35º Festival Internacional de Cine de Mar del Plata

Los eventos mundiales, en este 2020 provocaron que nuestra cotidianidad y el entorno o espacios se modifiquen. No me voy a detener en medidas tomadas, en lugares cerrados, si en marcar una tendencia que se veía venir, más allá de la pandemia, el streaming.

El festival internacional de cine de Mar del Plata, por supuesto tuvo que atravesarlo, amen de que hablaré del nivel de la elección del material o bien de alguna película, tengo que marcar que fue uno de los festivales que mejor lo logró, con una sala profesional excelente y un interés en el publico notable, que lamentablemente no sucedió con otros.

Con una soltura y eficiencia para recrear las concurridas mesas post proyección, las charlas con maestro (imperdible la de Miranda July), hora cero, presentación de libros, que también estuvieron presente, con la libertad de acudir a ellas en cualquier momento dando solamente, play.
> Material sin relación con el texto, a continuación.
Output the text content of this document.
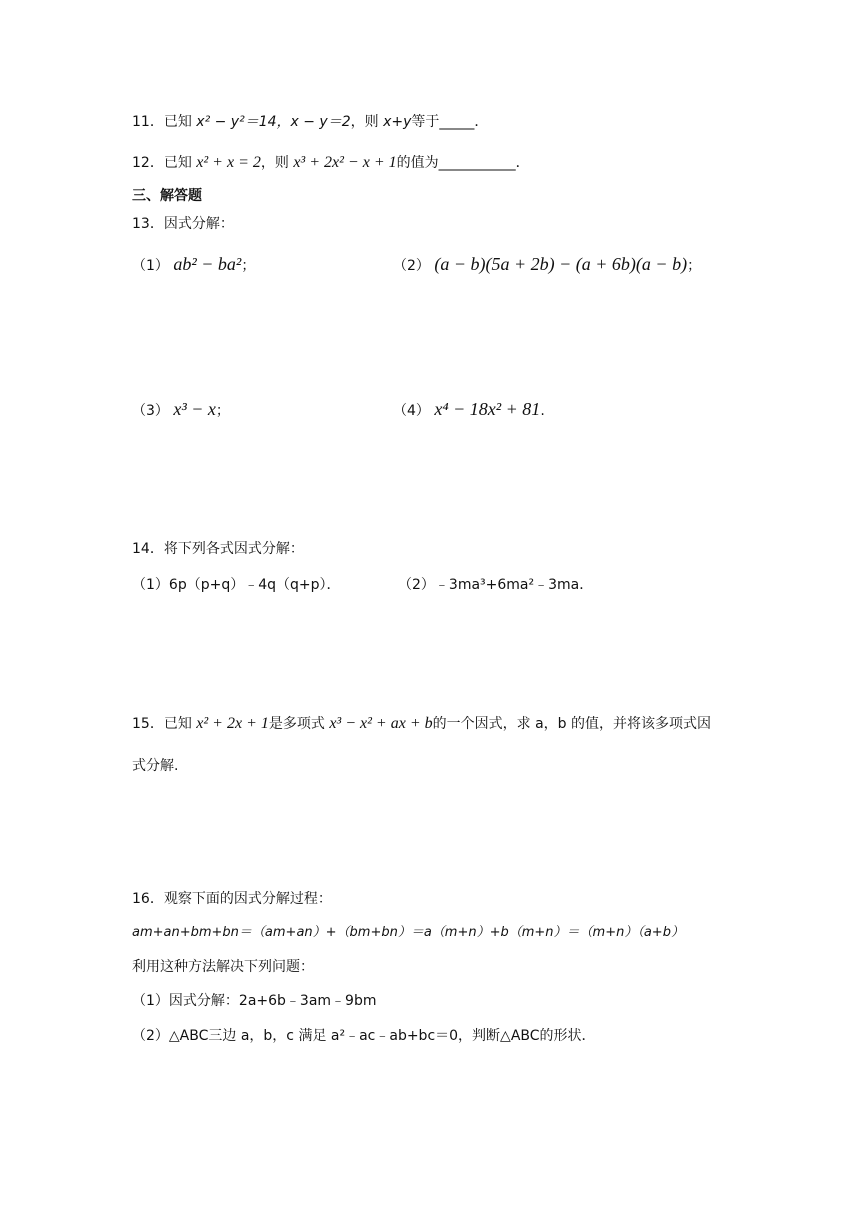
11．已知 x² − y²＝14，x − y＝2，则 x+y等于_____．
12．已知 x² + x = 2，则 x³ + 2x² − x + 1的值为___________．
三、解答题
13．因式分解：
（1） ab² − ba²；	（2） (a − b)(5a + 2b) − (a + 6b)(a − b)；
（3） x³ − x；	（4） x⁴ − 18x² + 81.
14．将下列各式因式分解：
（1）6p（p+q）﹣4q（q+p）．	（2）﹣3ma³+6ma²﹣3ma．
15．已知 x² + 2x + 1是多项式 x³ − x² + ax + b的一个因式，求 a，b 的值，并将该多项式因
式分解.
16．观察下面的因式分解过程：
am+an+bm+bn＝（am+an）+（bm+bn）＝a（m+n）+b（m+n）＝（m+n）（a+b）
利用这种方法解决下列问题：
（1）因式分解：2a+6b﹣3am﹣9bm
（2）△ABC三边 a，b，c 满足 a²﹣ac﹣ab+bc＝0，判断△ABC的形状．
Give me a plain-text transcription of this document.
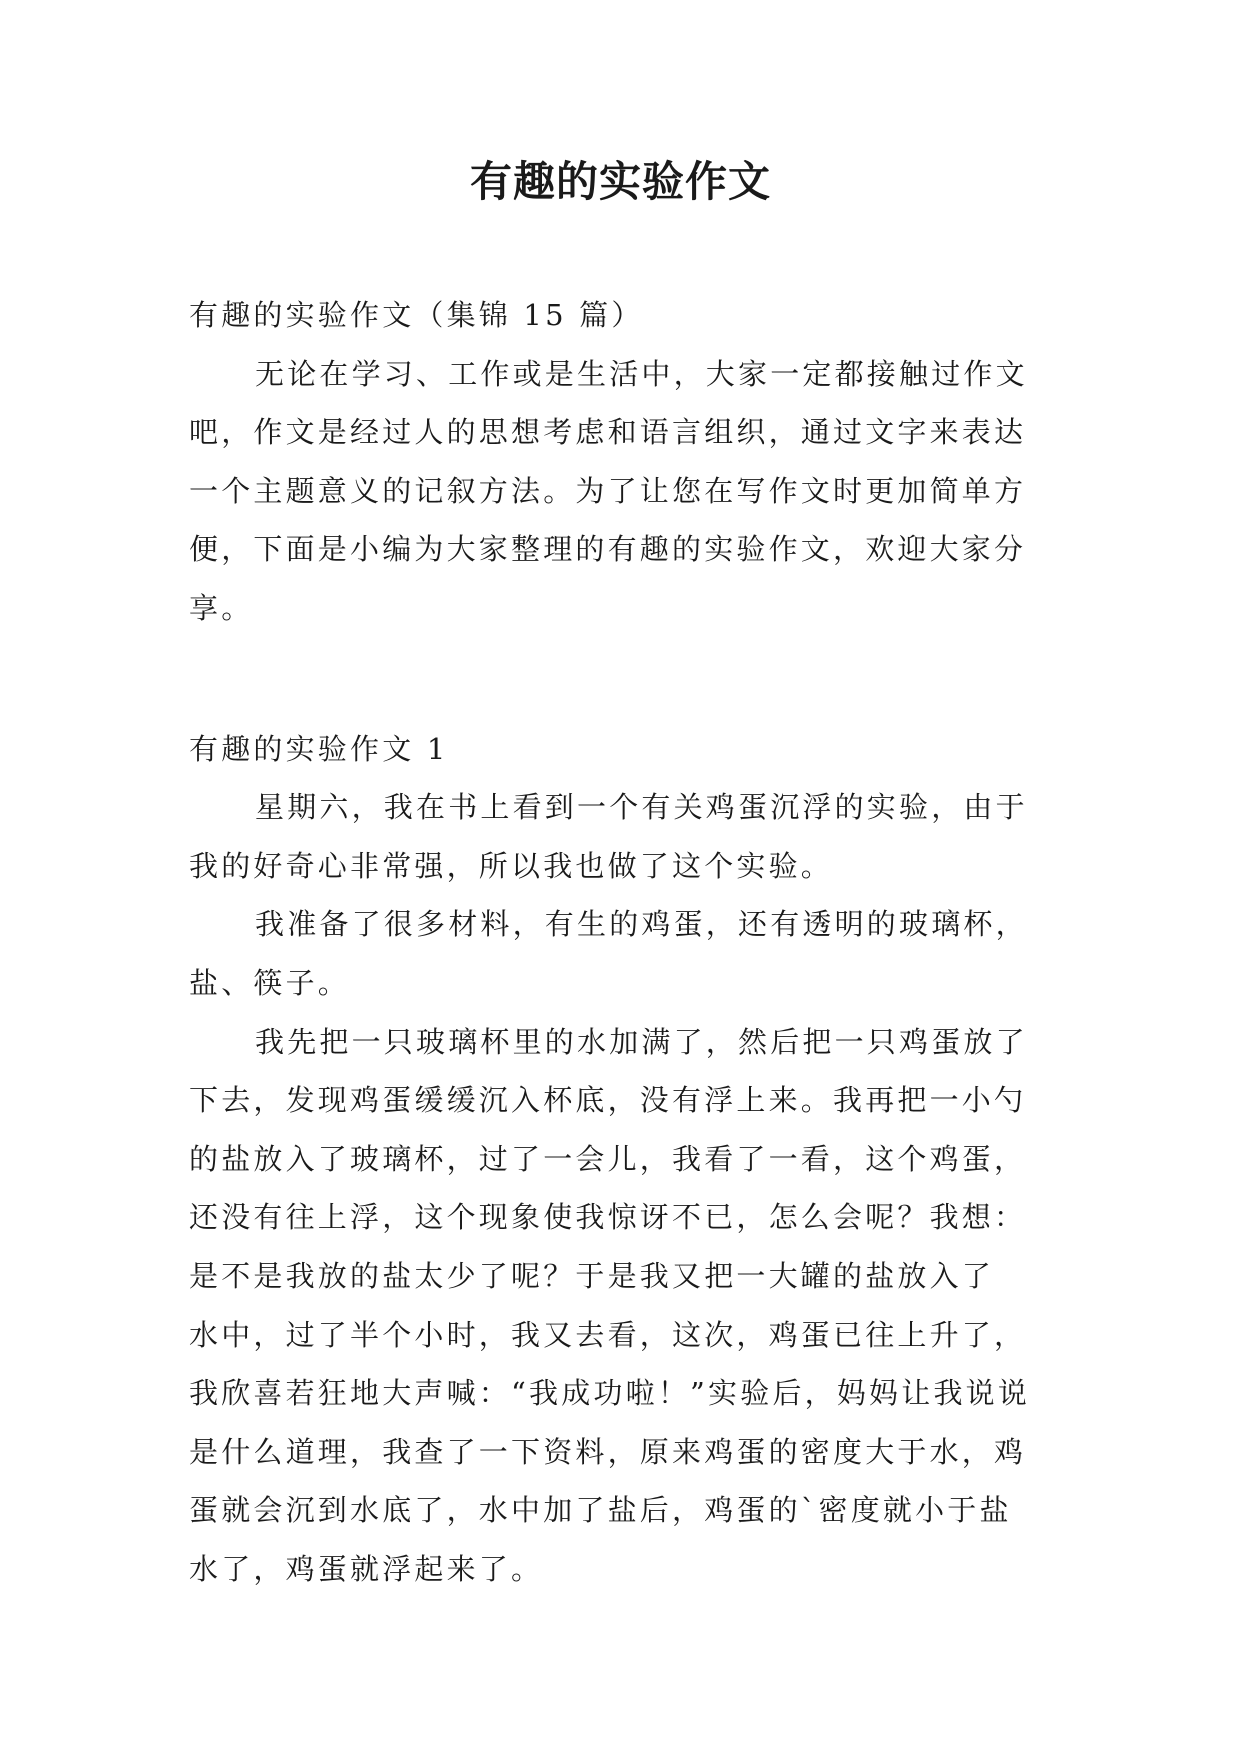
有趣的实验作文

有趣的实验作文（集锦 15 篇）

无论在学习、工作或是生活中，大家一定都接触过作文

吧，作文是经过人的思想考虑和语言组织，通过文字来表达

一个主题意义的记叙方法。为了让您在写作文时更加简单方

便，下面是小编为大家整理的有趣的实验作文，欢迎大家分

享。

有趣的实验作文 1

星期六，我在书上看到一个有关鸡蛋沉浮的实验，由于

我的好奇心非常强，所以我也做了这个实验。

我准备了很多材料，有生的鸡蛋，还有透明的玻璃杯，

盐、筷子。

我先把一只玻璃杯里的水加满了，然后把一只鸡蛋放了

下去，发现鸡蛋缓缓沉入杯底，没有浮上来。我再把一小勺

的盐放入了玻璃杯，过了一会儿，我看了一看，这个鸡蛋，

还没有往上浮，这个现象使我惊讶不已，怎么会呢？我想：

是不是我放的盐太少了呢？于是我又把一大罐的盐放入了

水中，过了半个小时，我又去看，这次，鸡蛋已往上升了，

我欣喜若狂地大声喊：“我成功啦！”实验后，妈妈让我说说

是什么道理，我查了一下资料，原来鸡蛋的密度大于水，鸡

蛋就会沉到水底了，水中加了盐后，鸡蛋的`密度就小于盐

水了，鸡蛋就浮起来了。
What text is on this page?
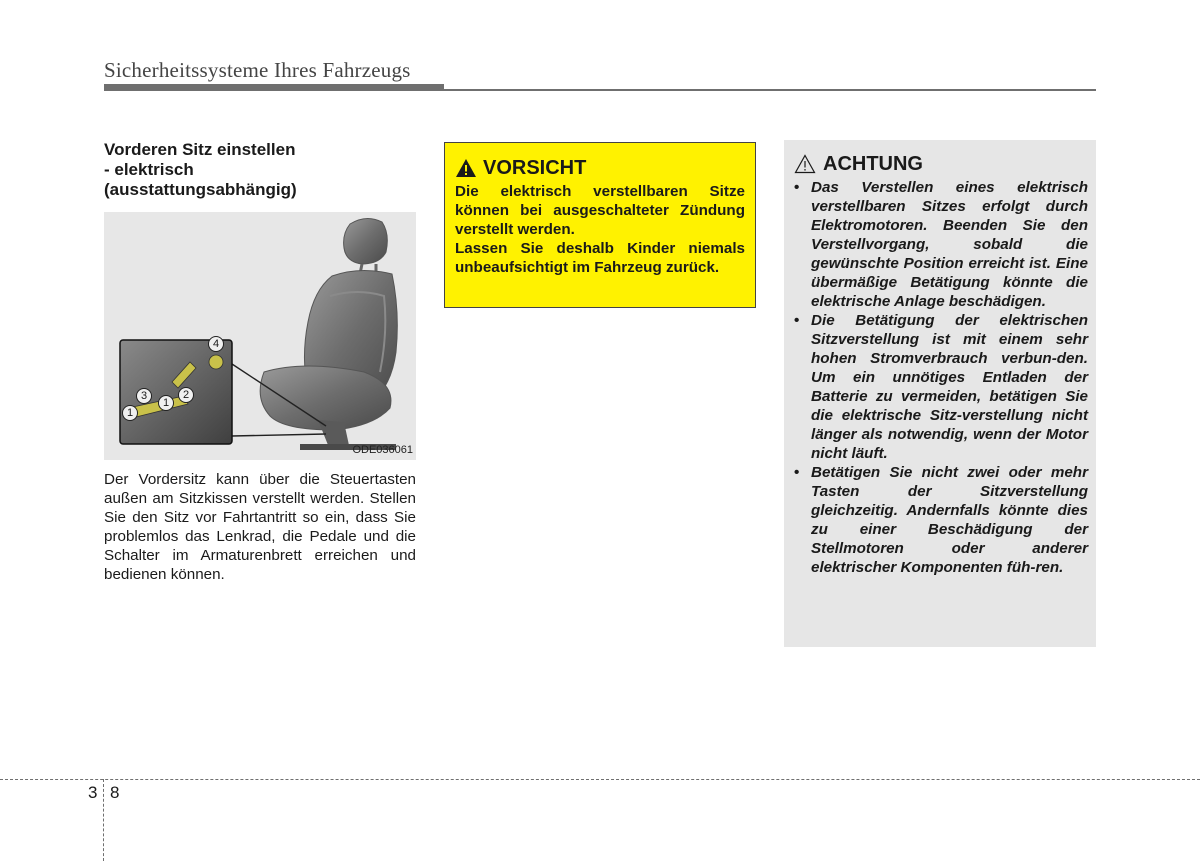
Sicherheitssysteme Ihres Fahrzeugs
Vorderen Sitz einstellen
- elektrisch
(ausstattungsabhängig)
1
3
1
2
4
ODE036061

Der Vordersitz kann über die Steuertasten außen am Sitzkissen verstellt werden. Stellen Sie den Sitz vor Fahrtantritt so ein, dass Sie problemlos das Lenkrad, die Pedale und die Schalter im Armaturenbrett erreichen und bedienen können.

VORSICHT

Die elektrisch verstellbaren Sitze können bei ausgeschalteter Zündung verstellt werden.

Lassen Sie deshalb Kinder niemals unbeaufsichtigt im Fahrzeug zurück.

ACHTUNG
• Das Verstellen eines elektrisch verstellbaren Sitzes erfolgt durch Elektromotoren. Beenden Sie den Verstellvorgang, sobald die gewünschte Position erreicht ist. Eine übermäßige Betätigung könnte die elektrische Anlage beschädigen.
• Die Betätigung der elektrischen Sitzverstellung ist mit einem sehr hohen Stromverbrauch verbun-den. Um ein unnötiges Entladen der Batterie zu vermeiden, betätigen Sie die elektrische Sitz-verstellung nicht länger als notwendig, wenn der Motor nicht läuft.
• Betätigen Sie nicht zwei oder mehr Tasten der Sitzverstellung gleichzeitig. Andernfalls könnte dies zu einer Beschädigung der Stellmotoren oder anderer elektrischer Komponenten füh-ren.
3 8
Con un emotivo y claro homenaje a un director distintivo, provocador, desafiante, Pino Solanas y toda su carrera cinematográfica. Un especial de los 25 años de Historias Breves, cuantos excelentes directores salieron de ahí y lo necesario que es ese espacio.

Pasaremos por los premios, como mejor película internacional, un documental español de una duración generosa, El año del descubrimiento, de gran trayectoria en festivales. Mejor dirección para un mimado del festival, Matías Piñeiro, con Isabella, también llevándose el galardón de mejor interpretación, María Villar. Mejor guion para Nicolas Prividera por Adiós a la memoria.

Marcar que hubo unas películas muy interesantes, de unos directores que conviene seguir, por ejemplo, la excelente Historia de lo oculto de Cristian Ponce, reversionando un género, a diferencia de otras, aquí encontramos una excelente recreación de época, con guiños super ingeniosos y unas excelentes actuaciones. Dentro de la competencia nacional, Mamá, mamá, mamá, intima opera prima, que genera climas propios de una visión muy femenina, hay que seguir sin dudas a Sol Berruezo Pichon-Riviere. Una película que me fascino fue Las mil y una de Clarisa Navas, supo transmitirme toda una vivencia. De temática LGTB que no deja a nadie indiferente, evitando toda estigmatización, sin recurrir a los rincones típicos la directora se adueña de un lugar y supo plasmar todo el universo de sus criaturas, gran trabajo y revelación de Mauricio Vila. Hubo interesantes películas argentinas, algunas en competición y otras con presentaciones especiales como la solvente Las siamesas, con las inmensas Rita Cortese y Valeria Lois de Paula Hernández y Nosotros nunca moriremos de Eduardo Crespo, simple, austera pero muy interesante. El regreso de Fernando Spiner al terreno fantástico, Inmortal, se valora que aborde este genero que no se ve mucho en nuestro cine.

Celebro, festejo, que esta pandemia, no haya bloqueado o parado este festival que tanto amamos, debo también marcar una excelente organización, selección de películas, pudiendo disfrutar del cine, pero en casa.